The realities of providing a constant space for artistic production and exhibition in Dublin, (with the backdrop of largely an unwillingness of private and public developers to allow for the provision of a long-term cultural aspect to the regeneration of city centre areas throughout the boom years), has seen Pallas searching, inhabiting, and fighting to maintain as many as eight semi-permanent locations over a fourteen year period, and many more temporary offsite exhibition/project scenarios. Despite untold (!) disruption (!) and upheaval (!) a stubborn willingness to adapt and transform has enabled the project to both maintain and change, providing a fluid continuity within a difficult context, and a platform for Irish and international artists to develop discourse, links and exchanges.

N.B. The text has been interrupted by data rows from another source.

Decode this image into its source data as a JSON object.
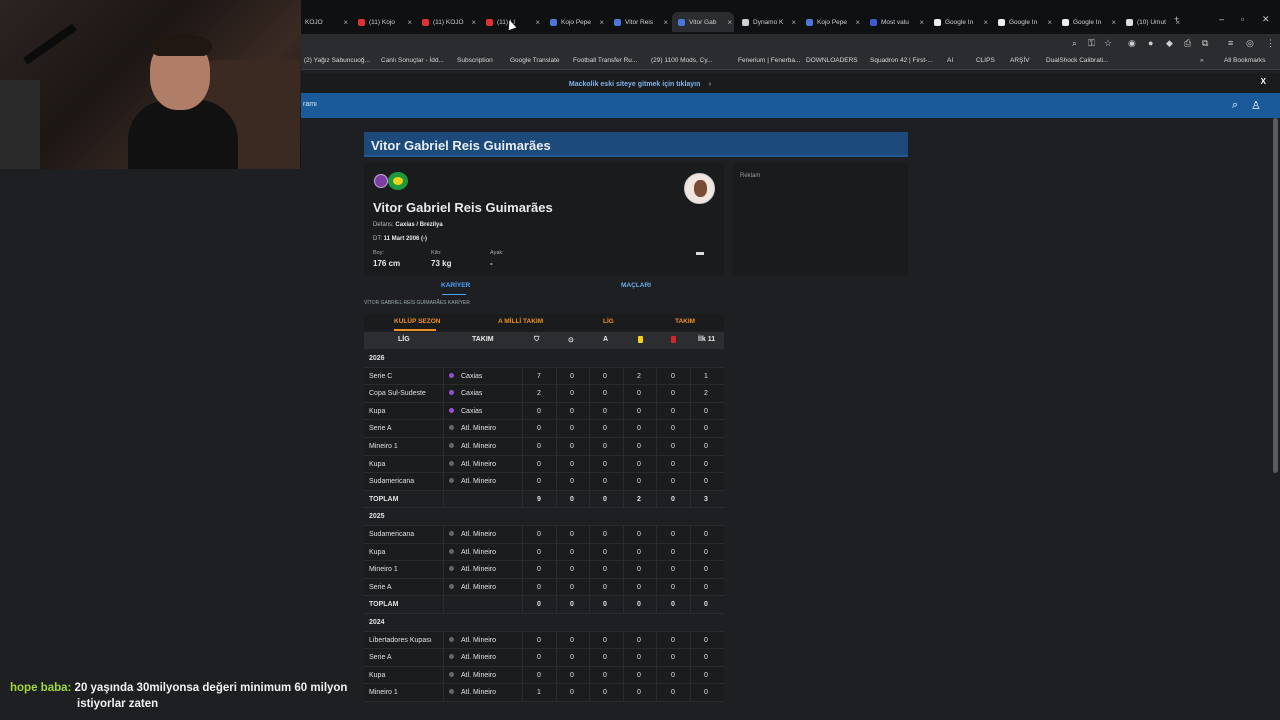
{
  "browser": {
    "tabs": [
      {
        "label": "KOJO"
      },
      {
        "label": "(11) Kojo"
      },
      {
        "label": "(11) KOJO"
      },
      {
        "label": "(11) Ll"
      },
      {
        "label": "Kojo Pepe"
      },
      {
        "label": "Vitor Reis"
      },
      {
        "label": "Vitor Gab"
      },
      {
        "label": "Dynamo K"
      },
      {
        "label": "Kojo Pepe"
      },
      {
        "label": "Most valu"
      },
      {
        "label": "Google In"
      },
      {
        "label": "Google In"
      },
      {
        "label": "Google In"
      },
      {
        "label": "(10) Umut"
      }
    ],
    "bookmarks": [
      {
        "label": "(2) Yağız Sabuncuoğ..."
      },
      {
        "label": "Canlı Sonuçlar - İdd..."
      },
      {
        "label": "Subscription"
      },
      {
        "label": "Google Translate"
      },
      {
        "label": "Football Transfer Ru..."
      },
      {
        "label": "(29) 1100 Mods, Cy..."
      },
      {
        "label": "Fenerium | Fenerba..."
      },
      {
        "label": "DOWNLOADERS"
      },
      {
        "label": "Squadron 42 | First-..."
      },
      {
        "label": "AI"
      },
      {
        "label": "CLIPS"
      },
      {
        "label": "ARŞİV"
      },
      {
        "label": "DualShock Calibrati..."
      },
      {
        "label": "All Bookmarks"
      }
    ]
  },
  "banner": {
    "link": "Mackolik eski siteye gitmek için tıklayın",
    "close": "X"
  },
  "navbar": {
    "text": "ramı"
  },
  "page": {
    "title": "Vitor Gabriel Reis Guimarães"
  },
  "player": {
    "name": "Vitor Gabriel Reis Guimarães",
    "position_label": "Defans:",
    "position_value": "Caxias / Brezilya",
    "birth_label": "DT:",
    "birth_value": "11 Mart 2006 (-)",
    "height_label": "Boy:",
    "height_value": "176 cm",
    "weight_label": "Kilo:",
    "weight_value": "73 kg",
    "foot_label": "Ayak:",
    "foot_value": "-"
  },
  "ad": {
    "label": "Reklam"
  },
  "profile_tabs": {
    "career": "KARİYER",
    "matches": "MAÇLARI"
  },
  "section_title": "VİTOR GABRİEL REİS GUİMARÃES KARİYER",
  "subtabs": {
    "club_season": "KULÜP SEZON",
    "national": "A MİLLİ TAKIM",
    "league": "LİG",
    "team": "TAKIM"
  },
  "table": {
    "headers": {
      "league": "LİG",
      "team": "TAKIM",
      "assists": "A",
      "first11": "İlk 11"
    },
    "rows": [
      {
        "type": "year",
        "label": "2026"
      },
      {
        "type": "data",
        "league": "Serie C",
        "team": "Caxias",
        "club": "caxias",
        "v": [
          "7",
          "0",
          "0",
          "2",
          "0",
          "1"
        ]
      },
      {
        "type": "data",
        "league": "Copa Sul-Sudeste",
        "team": "Caxias",
        "club": "caxias",
        "v": [
          "2",
          "0",
          "0",
          "0",
          "0",
          "2"
        ]
      },
      {
        "type": "data",
        "league": "Kupa",
        "team": "Caxias",
        "club": "caxias",
        "v": [
          "0",
          "0",
          "0",
          "0",
          "0",
          "0"
        ]
      },
      {
        "type": "data",
        "league": "Serie A",
        "team": "Atl. Mineiro",
        "club": "atl",
        "v": [
          "0",
          "0",
          "0",
          "0",
          "0",
          "0"
        ]
      },
      {
        "type": "data",
        "league": "Mineiro 1",
        "team": "Atl. Mineiro",
        "club": "atl",
        "v": [
          "0",
          "0",
          "0",
          "0",
          "0",
          "0"
        ]
      },
      {
        "type": "data",
        "league": "Kupa",
        "team": "Atl. Mineiro",
        "club": "atl",
        "v": [
          "0",
          "0",
          "0",
          "0",
          "0",
          "0"
        ]
      },
      {
        "type": "data",
        "league": "Sudamericana",
        "team": "Atl. Mineiro",
        "club": "atl",
        "v": [
          "0",
          "0",
          "0",
          "0",
          "0",
          "0"
        ]
      },
      {
        "type": "total",
        "league": "TOPLAM",
        "v": [
          "9",
          "0",
          "0",
          "2",
          "0",
          "3"
        ]
      },
      {
        "type": "year",
        "label": "2025"
      },
      {
        "type": "data",
        "league": "Sudamericana",
        "team": "Atl. Mineiro",
        "club": "atl",
        "v": [
          "0",
          "0",
          "0",
          "0",
          "0",
          "0"
        ]
      },
      {
        "type": "data",
        "league": "Kupa",
        "team": "Atl. Mineiro",
        "club": "atl",
        "v": [
          "0",
          "0",
          "0",
          "0",
          "0",
          "0"
        ]
      },
      {
        "type": "data",
        "league": "Mineiro 1",
        "team": "Atl. Mineiro",
        "club": "atl",
        "v": [
          "0",
          "0",
          "0",
          "0",
          "0",
          "0"
        ]
      },
      {
        "type": "data",
        "league": "Serie A",
        "team": "Atl. Mineiro",
        "club": "atl",
        "v": [
          "0",
          "0",
          "0",
          "0",
          "0",
          "0"
        ]
      },
      {
        "type": "total",
        "league": "TOPLAM",
        "v": [
          "0",
          "0",
          "0",
          "0",
          "0",
          "0"
        ]
      },
      {
        "type": "year",
        "label": "2024"
      },
      {
        "type": "data",
        "league": "Libertadores Kupası",
        "team": "Atl. Mineiro",
        "club": "atl",
        "v": [
          "0",
          "0",
          "0",
          "0",
          "0",
          "0"
        ]
      },
      {
        "type": "data",
        "league": "Serie A",
        "team": "Atl. Mineiro",
        "club": "atl",
        "v": [
          "0",
          "0",
          "0",
          "0",
          "0",
          "0"
        ]
      },
      {
        "type": "data",
        "league": "Kupa",
        "team": "Atl. Mineiro",
        "club": "atl",
        "v": [
          "0",
          "0",
          "0",
          "0",
          "0",
          "0"
        ]
      },
      {
        "type": "data",
        "league": "Mineiro 1",
        "team": "Atl. Mineiro",
        "club": "atl",
        "v": [
          "1",
          "0",
          "0",
          "0",
          "0",
          "0"
        ]
      }
    ]
  },
  "chat": {
    "name": "hope baba:",
    "message_line1": "20 yaşında 30milyonsa değeri minimum 60 milyon",
    "message_line2": "istiyorlar zaten"
  },
  "colors": {
    "accent_blue": "#1a5a9a",
    "title_bar": "#1c4a7a",
    "orange": "#f09020",
    "chat_name": "#9fd83a"
  }
}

For Dorm, the politics of space are entwined with a survey of some of the practices developed upon this floating platform, expressing a dialogical image of the Pallas project. Reconfiguring publications as artworks, artworks as documentation, ephemera as texts, with details of previous installations conjoining both link and remove. This anti-archive will present an ‘ethic of the essential’, a flashlight picking out a dialogical pattern from a mobile idea of a continuously transforming praxis.
Dorm featured twenty-two international artist collectives transforming the building into an unprecedented, all-encompassing art project. The exhibition included installations referencing pagan traditions; projects involving political activism; a collaborative photo project with the local military; complex video projections; participatory projects that involve the public, local government and cats; sculpture that confronts audiences with international issues; collaborations between Irish and Northern Irish artists.